Somehow I accidentally stumbled on this G&M article on the apparent popularity of Canadian icewine in Asia, and while I suspect that any comment thread that comes here will eventually descend into a discussion of booze (Godwine’s law?), what struck me was the utter nonchalance of this bit off-handedly mentioned towards the end:
Debbie Inglis’s Niagara Vintage Harvesters is one. A professor at Brock University, Inglis inherited the 20-acre property, which is in the Four Mile Creek sub-appellation. Planted in 1981, it’s one of the oldest blocks of Riesling in Niagara. Inglis—who was named Niagara’s “Grape King” in 2010 for the quality of her vineyard—manages it with her husband, Rob. Inniskillin contracts her to net off four acres of Riesling for icewine and to deliver 3,000 litres of juice at between 38 and 40 Brix. If she’s paid for juice by the litre (rather than by the grape tonne), that would be as much as $90,000, three times what a regular fall harvest would fetch.

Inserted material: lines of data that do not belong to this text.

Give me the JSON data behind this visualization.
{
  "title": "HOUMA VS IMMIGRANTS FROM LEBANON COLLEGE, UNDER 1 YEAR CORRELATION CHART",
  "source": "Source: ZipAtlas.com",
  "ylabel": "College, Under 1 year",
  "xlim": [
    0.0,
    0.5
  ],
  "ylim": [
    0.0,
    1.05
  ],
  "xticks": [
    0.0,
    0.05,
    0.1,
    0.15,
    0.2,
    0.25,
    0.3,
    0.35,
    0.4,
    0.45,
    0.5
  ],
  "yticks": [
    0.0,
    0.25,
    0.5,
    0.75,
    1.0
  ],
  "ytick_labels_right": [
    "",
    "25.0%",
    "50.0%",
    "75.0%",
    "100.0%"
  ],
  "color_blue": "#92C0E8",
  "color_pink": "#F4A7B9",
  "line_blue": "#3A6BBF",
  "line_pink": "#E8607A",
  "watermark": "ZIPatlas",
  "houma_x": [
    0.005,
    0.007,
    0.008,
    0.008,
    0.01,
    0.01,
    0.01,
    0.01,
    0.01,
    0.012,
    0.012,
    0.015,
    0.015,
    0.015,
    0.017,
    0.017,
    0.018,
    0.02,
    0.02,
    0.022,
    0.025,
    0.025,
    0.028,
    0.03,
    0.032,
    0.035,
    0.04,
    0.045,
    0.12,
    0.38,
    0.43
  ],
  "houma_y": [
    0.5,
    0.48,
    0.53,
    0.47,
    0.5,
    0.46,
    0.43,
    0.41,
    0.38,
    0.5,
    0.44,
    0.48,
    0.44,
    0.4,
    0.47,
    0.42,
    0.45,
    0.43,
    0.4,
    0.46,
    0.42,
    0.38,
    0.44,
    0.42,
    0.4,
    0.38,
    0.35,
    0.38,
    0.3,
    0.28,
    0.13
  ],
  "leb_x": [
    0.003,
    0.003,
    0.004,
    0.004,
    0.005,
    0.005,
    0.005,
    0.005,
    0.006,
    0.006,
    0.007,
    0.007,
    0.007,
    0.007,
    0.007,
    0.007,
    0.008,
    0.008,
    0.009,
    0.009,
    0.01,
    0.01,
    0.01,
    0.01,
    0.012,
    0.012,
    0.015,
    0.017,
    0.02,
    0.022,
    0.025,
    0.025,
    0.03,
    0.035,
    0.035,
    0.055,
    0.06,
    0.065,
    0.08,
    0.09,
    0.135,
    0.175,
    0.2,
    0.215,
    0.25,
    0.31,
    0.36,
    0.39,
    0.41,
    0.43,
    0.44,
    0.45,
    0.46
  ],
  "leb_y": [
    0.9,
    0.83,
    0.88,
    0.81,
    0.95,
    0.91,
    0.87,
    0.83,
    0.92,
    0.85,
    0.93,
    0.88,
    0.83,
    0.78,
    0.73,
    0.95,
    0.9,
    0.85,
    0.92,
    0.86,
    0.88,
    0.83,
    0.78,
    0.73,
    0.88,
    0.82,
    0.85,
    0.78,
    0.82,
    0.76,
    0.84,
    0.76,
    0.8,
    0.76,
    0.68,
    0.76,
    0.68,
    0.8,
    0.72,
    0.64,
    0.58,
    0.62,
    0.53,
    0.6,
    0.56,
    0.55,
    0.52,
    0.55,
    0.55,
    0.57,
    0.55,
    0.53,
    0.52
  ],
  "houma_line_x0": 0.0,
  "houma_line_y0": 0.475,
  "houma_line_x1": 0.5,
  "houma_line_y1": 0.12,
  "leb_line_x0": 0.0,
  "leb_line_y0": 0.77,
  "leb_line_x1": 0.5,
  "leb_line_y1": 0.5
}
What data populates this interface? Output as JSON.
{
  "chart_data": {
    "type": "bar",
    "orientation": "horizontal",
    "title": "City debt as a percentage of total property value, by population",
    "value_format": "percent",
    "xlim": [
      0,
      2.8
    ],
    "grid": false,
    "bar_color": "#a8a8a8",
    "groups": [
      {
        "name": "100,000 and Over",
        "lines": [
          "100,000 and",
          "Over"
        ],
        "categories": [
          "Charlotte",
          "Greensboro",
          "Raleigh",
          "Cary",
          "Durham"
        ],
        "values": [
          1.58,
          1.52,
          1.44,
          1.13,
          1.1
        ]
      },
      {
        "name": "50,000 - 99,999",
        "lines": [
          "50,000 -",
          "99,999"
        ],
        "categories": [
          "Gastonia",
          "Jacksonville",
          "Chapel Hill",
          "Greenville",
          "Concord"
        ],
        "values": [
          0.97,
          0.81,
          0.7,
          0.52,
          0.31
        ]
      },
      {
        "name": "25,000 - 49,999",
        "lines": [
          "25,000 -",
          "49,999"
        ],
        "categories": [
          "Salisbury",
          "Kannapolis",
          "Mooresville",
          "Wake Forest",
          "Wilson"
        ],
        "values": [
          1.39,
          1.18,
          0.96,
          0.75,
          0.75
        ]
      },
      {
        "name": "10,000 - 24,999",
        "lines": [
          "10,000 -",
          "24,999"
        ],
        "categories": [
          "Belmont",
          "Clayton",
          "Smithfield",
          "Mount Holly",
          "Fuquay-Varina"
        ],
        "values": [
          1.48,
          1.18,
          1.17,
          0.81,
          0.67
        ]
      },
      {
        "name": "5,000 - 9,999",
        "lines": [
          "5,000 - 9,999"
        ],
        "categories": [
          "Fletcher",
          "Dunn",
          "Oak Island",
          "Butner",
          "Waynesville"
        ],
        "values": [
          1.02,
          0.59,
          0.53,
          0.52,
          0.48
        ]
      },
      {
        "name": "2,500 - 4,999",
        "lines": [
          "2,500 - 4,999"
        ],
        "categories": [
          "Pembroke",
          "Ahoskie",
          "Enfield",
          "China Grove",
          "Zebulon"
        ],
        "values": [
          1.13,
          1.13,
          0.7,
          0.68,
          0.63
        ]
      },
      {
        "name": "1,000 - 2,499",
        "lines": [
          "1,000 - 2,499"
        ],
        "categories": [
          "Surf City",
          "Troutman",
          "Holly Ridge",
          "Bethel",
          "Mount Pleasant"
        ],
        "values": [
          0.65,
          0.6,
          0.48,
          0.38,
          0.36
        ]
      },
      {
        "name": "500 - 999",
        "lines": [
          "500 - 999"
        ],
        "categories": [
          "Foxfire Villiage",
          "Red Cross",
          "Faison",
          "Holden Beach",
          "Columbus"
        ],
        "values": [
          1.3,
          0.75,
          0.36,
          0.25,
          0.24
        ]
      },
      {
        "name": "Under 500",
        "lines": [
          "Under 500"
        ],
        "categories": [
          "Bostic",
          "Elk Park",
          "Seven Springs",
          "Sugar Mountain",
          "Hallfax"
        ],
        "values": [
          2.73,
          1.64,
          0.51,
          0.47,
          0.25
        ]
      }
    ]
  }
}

It’s the third week of January and the temperature’s supposed to fall to -10 or -11 by midnight. The wind chill puts it at -22. When I arrive at the vineyard at 11 p.m., Rob looks me over and says, “Is that the coat you’re wearing?” I have layers on, but it’s decided I need another coat to put underneath my coat. They lend me snow pants too. They’re not wowed by my two sets of gloves, but I’ll have to live with them.
The harvesters—an all-Vietnamese crew numbering about 18—arrive at midnight. A tractor lifts a bank of floodlights high, to shine down on the rows. A supply of flimsy wooden baskets gets unloaded and distributed. Debbie has chicken soup on the stove, meant for her husband and Steve, a winery hand, some time in the morning. The workers will get a meal break too, but the crew boss prefers they eat outside in the wind.
It’s a brutal, burning wind. After a thaw earlier in the month, there’s no snow on the ground, so the wind tries to lift the dirt. It’s already knocked down the sign at the entrance to the property, and now it balloons the chests of the scarecrows made from hazmat jumpsuits and Javex-bottle heads, and sends the paper hawks above spinning. After workers dump the grapes from their baskets into a bin, they toss the baskets high against the black sky and let the wind carry them to the next row.
Well, it’s the Report on Business…but it is remarkable still. Should the reporter get credit for mentioning that the crew boss wants the (Vietnamese) workers to eat outside in the comically inhospitable weather? It’s hard to know where to begin, there are so many awful flavours here that taste awful together.